The Oral Cancer Foundation’s (OCF) online support community affords patients and caregivers alike an opportunity to discuss their experiences about an often-overlooked disease.
Oral cancer is a low-incidence disease with a high mortality rates — about 45 percent at five years. As a result, amassing a large, continually growing support network of survivors to volunteer, fundraise, or raise awareness for the disease is nearly impossible.
OCF launched its social Patient Support Forum in 1999, five years before Facebook, which is often seen as a gold standard of online interaction tools. The forum currently boasts 11,000 active members and many compartmentalized discussion rooms, ranging from managing eating difficulties to coping with mood swings stemming from aggressive opioid regimens.
Brian Hill, OCF’s founder and executive director, spoke with CURE about the forum and how the organization’s staff interacts with the patients and active topics. Many OCF staff members are themselves survivors.
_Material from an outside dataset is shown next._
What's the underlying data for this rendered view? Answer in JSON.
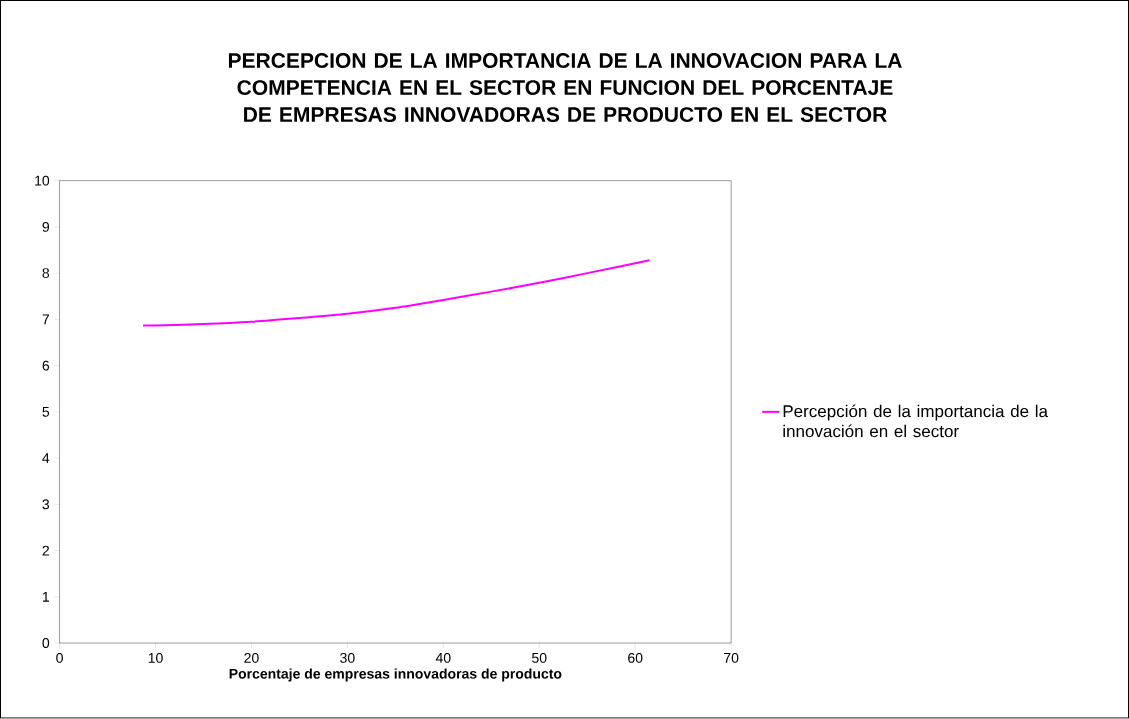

In this respect, OCF finds itself deeper in the trenches of the cancer patient experience than other charities and nonprofits operating working within the same disease state.
“People may go to a support group on social media for a while … but the thing those groups do not offer is attachment to an organization that will roll up their sleeves to fight the fights that need addressing,” Hill says. “We don’t just listen. We are engaged in issues by the needs of the community that we serve.”
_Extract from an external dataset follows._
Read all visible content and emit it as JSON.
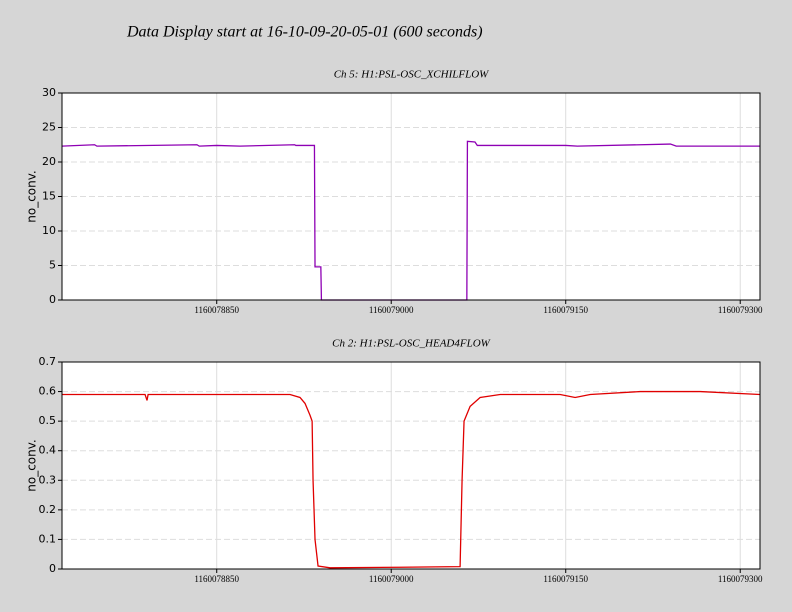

OCF’s professional advisors, physicians, and oncology nurses read and directly comment on conversations to provide clarity and evidence-based counseling where needed. They can also recognize areas where further investigation could help to improve the quality of life for all those affected by oral cancer.
A strong and engaged support network is crucial for people affected by oral cancer, as the disease often comes with physical disfigurements and other quality of life changes that preclude patients from ever truly returning to their pre-cancer lives.
“The morbidity of [oral cancer] treatments is significant. Loss of the tongue, lower jaw, or another anatomical facial features are things that impact a patient’s ability to go back to being a functioning part of society again,” Hill noted.
Beyond the patients themselves, the forum serves as a particularly important vehicle for caregivers. Many people forget that caregivers, too, are victims of cancer. They often have minimal emotional outlets in their daily lives as they work to hide their frustrations and stress from the patient.
“The load on caregivers in this disease is profound,” Hill explained. “They have to not only be the patient’s support mechanism emotionally, but they also have to care for them, their nutrition, medications and meet other needs as well.”
Hill tells CURE that after operating the forum for all these years, there is “no way” OCF could not be as engaged as intimately as the organization is “on so many levels with the issues that impact patients directly.”
“The forum is an excellent method for OCF to keep its ear to the ground on new issues,” Hill says. Talking to patients and participating on the forum “is the most fulfilling part of my job,” he added.